Admittedly "One Word," the lead single from Ms. Osbourne's sophomore album release, was something of a revelation. A magnificent slice of retro Electropop owing a significant debt to Visage's seminal New Wave anthem "Fade To Grey," "One Word" had me hoping that young Kelly was poised to re-launch herself as a chilly electronic dancefloor queen with this full album. However, while I wouldn't say the rest of "Sleeping In The Nothing" is bad, a full-on dance album this is not, and almost none of the other tracks find themselves well suited for the discothèque. In fact, there's really only one other song that find itself ready for club consumption in its current guise, "Suburbia" (not a Pet Shop Boys cover), which starts out with the type of deeply pumping bassline popularized with tracks like "Show Me Love" by Robin S. but quickly layers on a bubblier overall production to support Kelly's winsomely earnest teen angst vocals, making for an odd- though not entirely unsuccessful- juxtaposition.

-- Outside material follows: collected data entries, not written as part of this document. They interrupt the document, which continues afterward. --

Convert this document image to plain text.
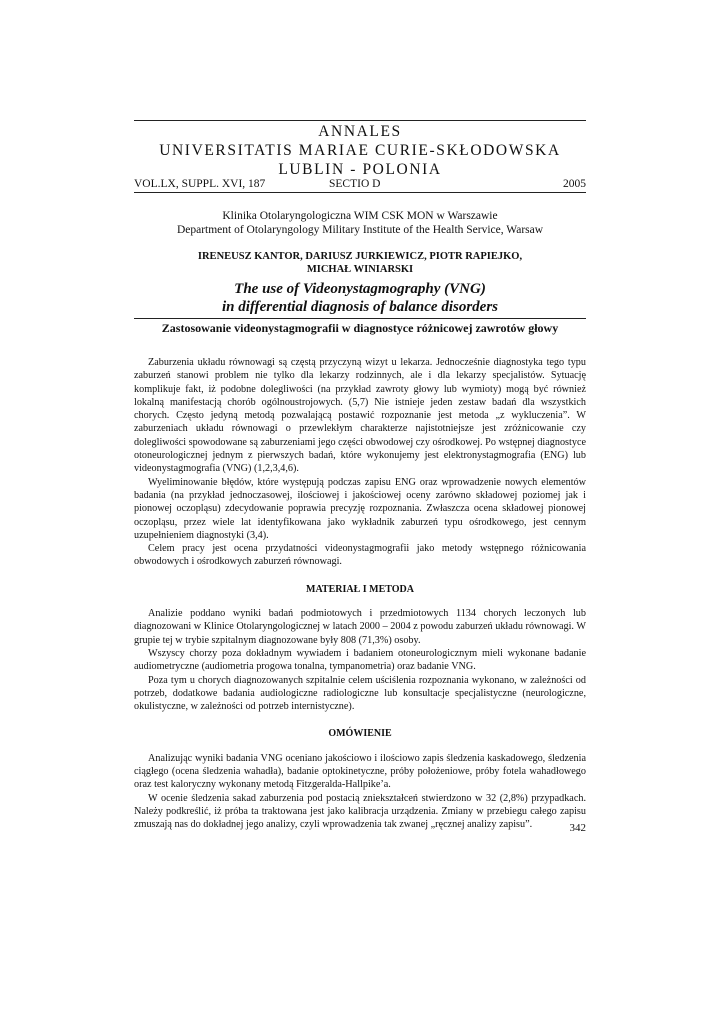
ANNALES
UNIVERSITATIS MARIAE CURIE-SKŁODOWSKA
LUBLIN - POLONIA
VOL.LX, SUPPL. XVI, 187	SECTIO D	2005
Klinika Otolaryngologiczna WIM CSK MON w Warszawie
Department of Otolaryngology Military Institute of the Health Service, Warsaw
IRENEUSZ KANTOR, DARIUSZ JURKIEWICZ, PIOTR RAPIEJKO,
MICHAŁ WINIARSKI
The use of Videonystagmography (VNG)
in differential diagnosis of balance disorders
Zastosowanie videonystagmografii w diagnostyce różnicowej zawrotów głowy

Zaburzenia układu równowagi są częstą przyczyną wizyt u lekarza. Jednocześnie diagnostyka tego typu zaburzeń stanowi problem nie tylko dla lekarzy rodzinnych, ale i dla lekarzy specjalistów. Sytuację komplikuje fakt, iż podobne dolegliwości (na przykład zawroty głowy lub wymioty) mogą być również lokalną manifestacją chorób ogólnoustrojowych. (5,7) Nie istnieje jeden zestaw badań dla wszystkich chorych. Często jedyną metodą pozwalającą postawić rozpoznanie jest metoda „z wykluczenia”. W zaburzeniach układu równowagi o przewlekłym charakterze najistotniejsze jest zróżnicowanie czy dolegliwości spowodowane są zaburzeniami jego części obwodowej czy ośrodkowej. Po wstępnej diagnostyce otoneurologicznej jednym z pierwszych badań, które wykonujemy jest elektronystagmografia (ENG) lub videonystagmografia (VNG) (1,2,3,4,6).

Wyeliminowanie błędów, które występują podczas zapisu ENG oraz wprowadzenie nowych elementów badania (na przykład jednoczasowej, ilościowej i jakościowej oceny zarówno składowej poziomej jak i pionowej oczopląsu) zdecydowanie poprawia precyzję rozpoznania. Zwłaszcza ocena składowej pionowej oczopląsu, przez wiele lat identyfikowana jako wykładnik zaburzeń typu ośrodkowego, jest cennym uzupełnieniem diagnostyki (3,4).

Celem pracy jest ocena przydatności videonystagmografii jako metody wstępnego różnicowania obwodowych i ośrodkowych zaburzeń równowagi.

MATERIAŁ I METODA

Analizie poddano wyniki badań podmiotowych i przedmiotowych 1134 chorych leczonych lub diagnozowani w Klinice Otolaryngologicznej w latach 2000 – 2004 z powodu zaburzeń układu równowagi. W grupie tej w trybie szpitalnym diagnozowane były 808 (71,3%) osoby.

Wszyscy chorzy poza dokładnym wywiadem i badaniem otoneurologicznym mieli wykonane badanie audiometryczne (audiometria progowa tonalna, tympanometria) oraz badanie VNG.

Poza tym u chorych diagnozowanych szpitalnie celem uściślenia rozpoznania wykonano, w zależności od potrzeb, dodatkowe badania audiologiczne radiologiczne lub konsultacje specjalistyczne (neurologiczne, okulistyczne, w zależności od potrzeb internistyczne).

OMÓWIENIE

Analizując wyniki badania VNG oceniano jakościowo i ilościowo zapis śledzenia kaskadowego, śledzenia ciągłego (ocena śledzenia wahadła), badanie optokinetyczne, próby położeniowe, próby fotela wahadłowego oraz test kaloryczny wykonany metodą Fitzgeralda-Hallpike’a.

W ocenie śledzenia sakad zaburzenia pod postacią zniekształceń stwierdzono w 32 (2,8%) przypadkach. Należy podkreślić, iż próba ta traktowana jest jako kalibracja urządzenia. Zmiany w przebiegu całego zapisu zmuszają nas do dokładnej jego analizy, czyli wprowadzenia tak zwanej „ręcznej analizy zapisu”.	342
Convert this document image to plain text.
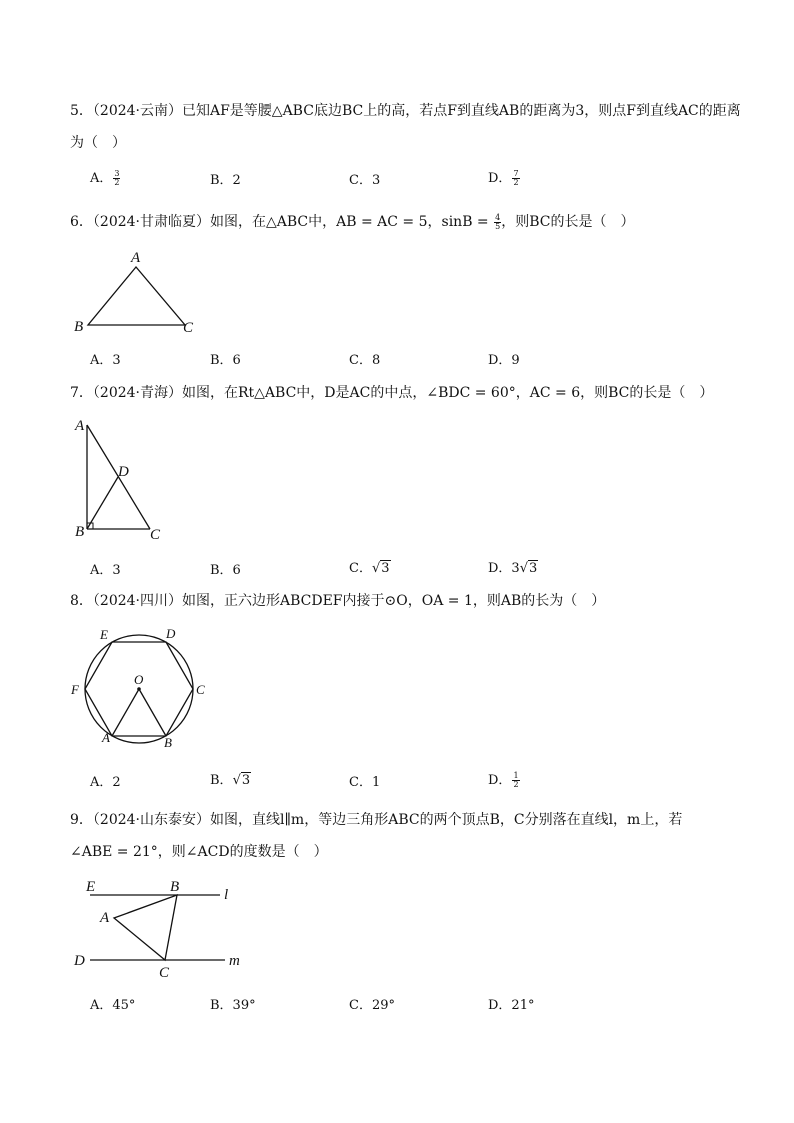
5．（2024·云南）已知AF是等腰△ABC底边BC上的高，若点F到直线AB的距离为3，则点F到直线AC的距离
为（　）
A． $\frac{3}{2}$	B．2	C．3	D． $\frac{7}{2}$
6．（2024·甘肃临夏）如图，在△ABC中，AB = AC = 5，$\sin B = \frac{4}{5}$ ，则BC的长是（　）
A
B	C
A．3	B．6	C．8	D．9
7．（2024·青海）如图，在Rt△ABC中，D是AC的中点，∠BDC = 60°，AC = 6，则BC的长是（　）
A
D
B	C
A．3	B．6	C．√3	D．3√3
8．（2024·四川）如图，正六边形ABCDEF内接于⊙O，OA = 1，则AB的长为（　）
E	D
F	C
O
A	B
A．2	B．√3	C．1	D． $\frac{1}{2}$
9．（2024·山东泰安）如图，直线l∥m，等边三角形ABC的两个顶点B，C分别落在直线l，m上，若
∠ABE = 21°，则∠ACD的度数是（　）
E	B	l
A
D
C
m
A．45°	B．39°	C．29°	D．21°
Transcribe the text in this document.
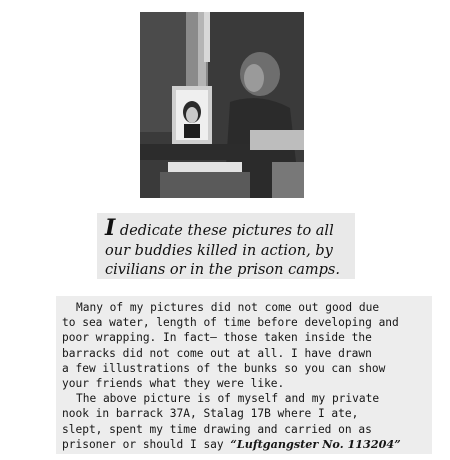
I dedicate these pictures to all
our buddies killed in action, by
civilians or in the prison camps.
Many of my pictures did not come out good due
to sea water, length of time before developing and
poor wrapping. In fact— those taken inside the
barracks did not come out at all. I have drawn
a few illustrations of the bunks so you can show
your friends what they were like.
The above picture is of myself and my private
nook in barrack 37A, Stalag 17B where I ate,
slept, spent my time drawing and carried on as
prisoner or should I say “Luftgangster No. 113204”
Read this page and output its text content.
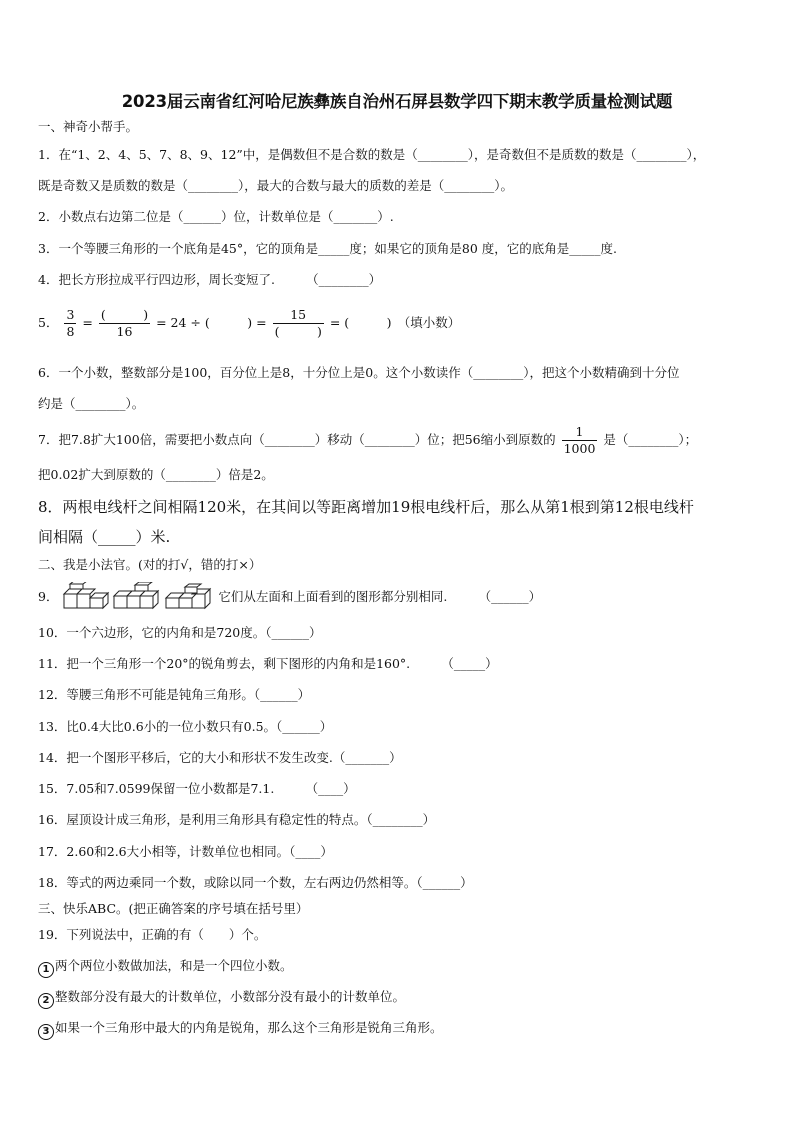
2023届云南省红河哈尼族彝族自治州石屏县数学四下期末教学质量检测试题
一、神奇小帮手。
1．在“1、2、4、5、7、8、9、12”中，是偶数但不是合数的数是（________），是奇数但不是质数的数是（________），
既是奇数又是质数的数是（________），最大的合数与最大的质数的差是（________）。
2．小数点右边第二位是（______）位，计数单位是（_______）.
3．一个等腰三角形的一个底角是45°，它的顶角是_____度；如果它的顶角是80 度，它的底角是_____度.
4．把长方形拉成平行四边形，周长变短了.　　　（________）
5． $\frac{3}{8} = \frac{( )}{16} = 24$ ÷ (　　　) = $\frac{15}{( )}$ = (　　　)　（填小数）
6．一个小数，整数部分是100，百分位上是8，十分位上是0。这个小数读作（________），把这个小数精确到十分位
约是（________）。
7．把7.8扩大100倍，需要把小数点向（________）移动（________）位；把56缩小到原数的 $\frac{1}{1000}$ 是（________）；
把0.02扩大到原数的（________）倍是2。
8．两根电线杆之间相隔120米，在其间以等距离增加19根电线杆后，那么从第1根到第12根电线杆
间相隔（_____）米.
二、我是小法官。(对的打√，错的打×）
9．	它们从左面和上面看到的图形都分别相同.　　　（______）
10．一个六边形，它的内角和是720度。（______）
11．把一个三角形一个20°的锐角剪去，剩下图形的内角和是160°.　　　（_____）
12．等腰三角形不可能是钝角三角形。（______）
13．比0.4大比0.6小的一位小数只有0.5。（______）
14．把一个图形平移后，它的大小和形状不发生改变.（_______）
15．7.05和7.0599保留一位小数都是7.1.　　　（____）
16．屋顶设计成三角形，是利用三角形具有稳定性的特点。（________）
17．2.60和2.6大小相等，计数单位也相同。（____）
18．等式的两边乘同一个数，或除以同一个数，左右两边仍然相等。（______）
三、快乐ABC。(把正确答案的序号填在括号里）
19．下列说法中，正确的有（　　）个。
1 两个两位小数做加法，和是一个四位小数。
2 整数部分没有最大的计数单位，小数部分没有最小的计数单位。
3 如果一个三角形中最大的内角是锐角，那么这个三角形是锐角三角形。
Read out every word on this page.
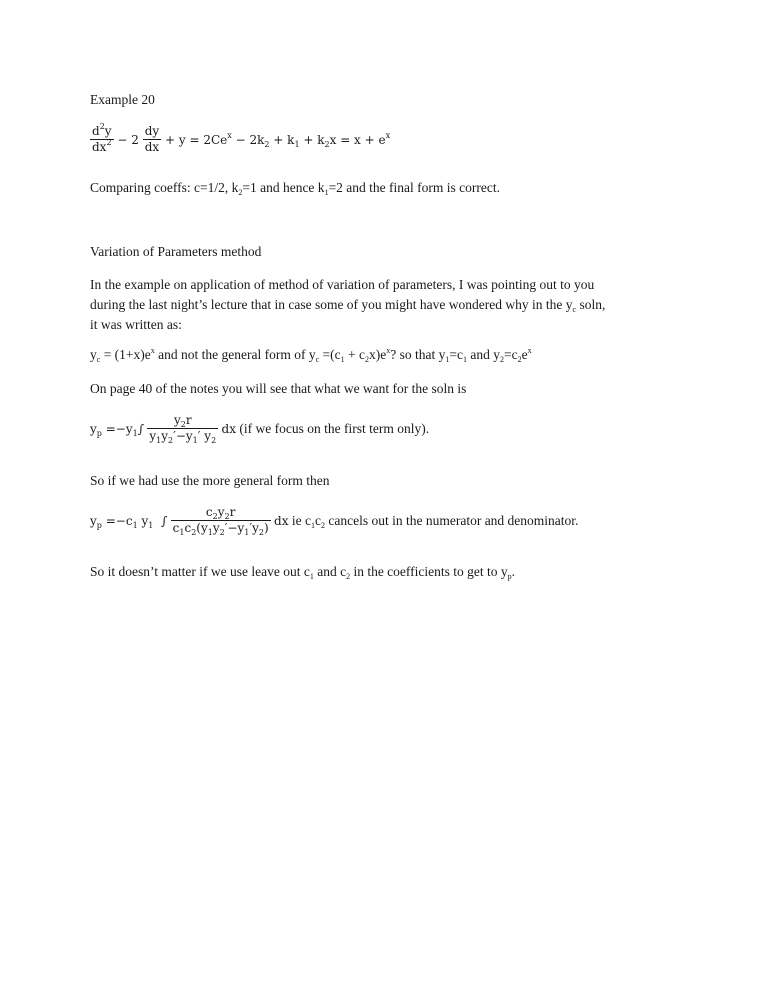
Example 20
$\frac{d^2y}{dx^2} - 2 \frac{dy}{dx} + y = 2Ce^x - 2k_2 + k_1 + k_2x = x + e^x$
Comparing coeffs: c=1/2, $k_2=1$ and hence $k_1=2$ and the final form is correct.
Variation of Parameters method
In the example on application of method of variation of parameters, I was pointing out to you
during the last night’s lecture that in case some of you might have wondered why in the $y_c$ soln,
it was written as:
$y_c = (1+x)e^x$ and not the general form of $y_c =(c_1 + c_2x)e^x$? so that $y_1=c_1$ and $y_2=c_2e^x$
On page 40 of the notes you will see that what we want for the soln is
$y_p =-y_1\int \frac{y_2r}{y_1y_2'-y_1' y_2}$ dx (if we focus on the first term only).
So if we had use the more general form then
$y_p =-c_1$ $y_1$ ∫ $\frac{c_2y_2r}{c_1c_2(y_1y_2'-y_1'y_2)}$ dx ie $c_1c_2$ cancels out in the numerator and denominator.
So it doesn’t matter if we use leave out $c_1$ and $c_2$ in the coefficients to get to $y_p$.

As far as the rest of the album goes, the other songs are more New-Wave influenced Pop-Rock tracks, think perhaps MTV acts circa 1983 or the "Valley Girl" soundtrack, with crunchy guitar lines overlaid by quirky synthesizer chords lines. "I Can't Wait" is a perfect example of this and effectively makes the most of Ms. Osbourne's yearning vocal. Wittiest moment for the CD comes on "Secret Love" where Kelly campily incorporates a few lines from Veruca Salt's show-stopper "I Want It Now" from "Willy Wonka & The Chocolate Factory" while the deliciously giddy "Edge Of Your Atmosphere" zips along at breakneck pace and wouldn't sound out of place on a Men Without Hats album with bouncy synth lines and handclapped accents. Unfortunately, my promo copy came without any liner notes as I'd be curious to know if Kelly actually had a hand in writing the most lyrically notable song, "Don't Touch Me," which angrily deals with the difficult topic of date rape and earns the CD its parental advisory for explicit lyrics.
Now Kelly isn't the world's strongest singer so she's primarily carrying "Sleeping In The Nothing" with her verve and personality and thus the album will probably do best with Ms. Osbourne's teenage fans who watch her on "The Osbournes" TV show and are already familiar with her overall style and attitude. More strictly dance-oriented aficionados may prefer to just buy the CD single for "One Word."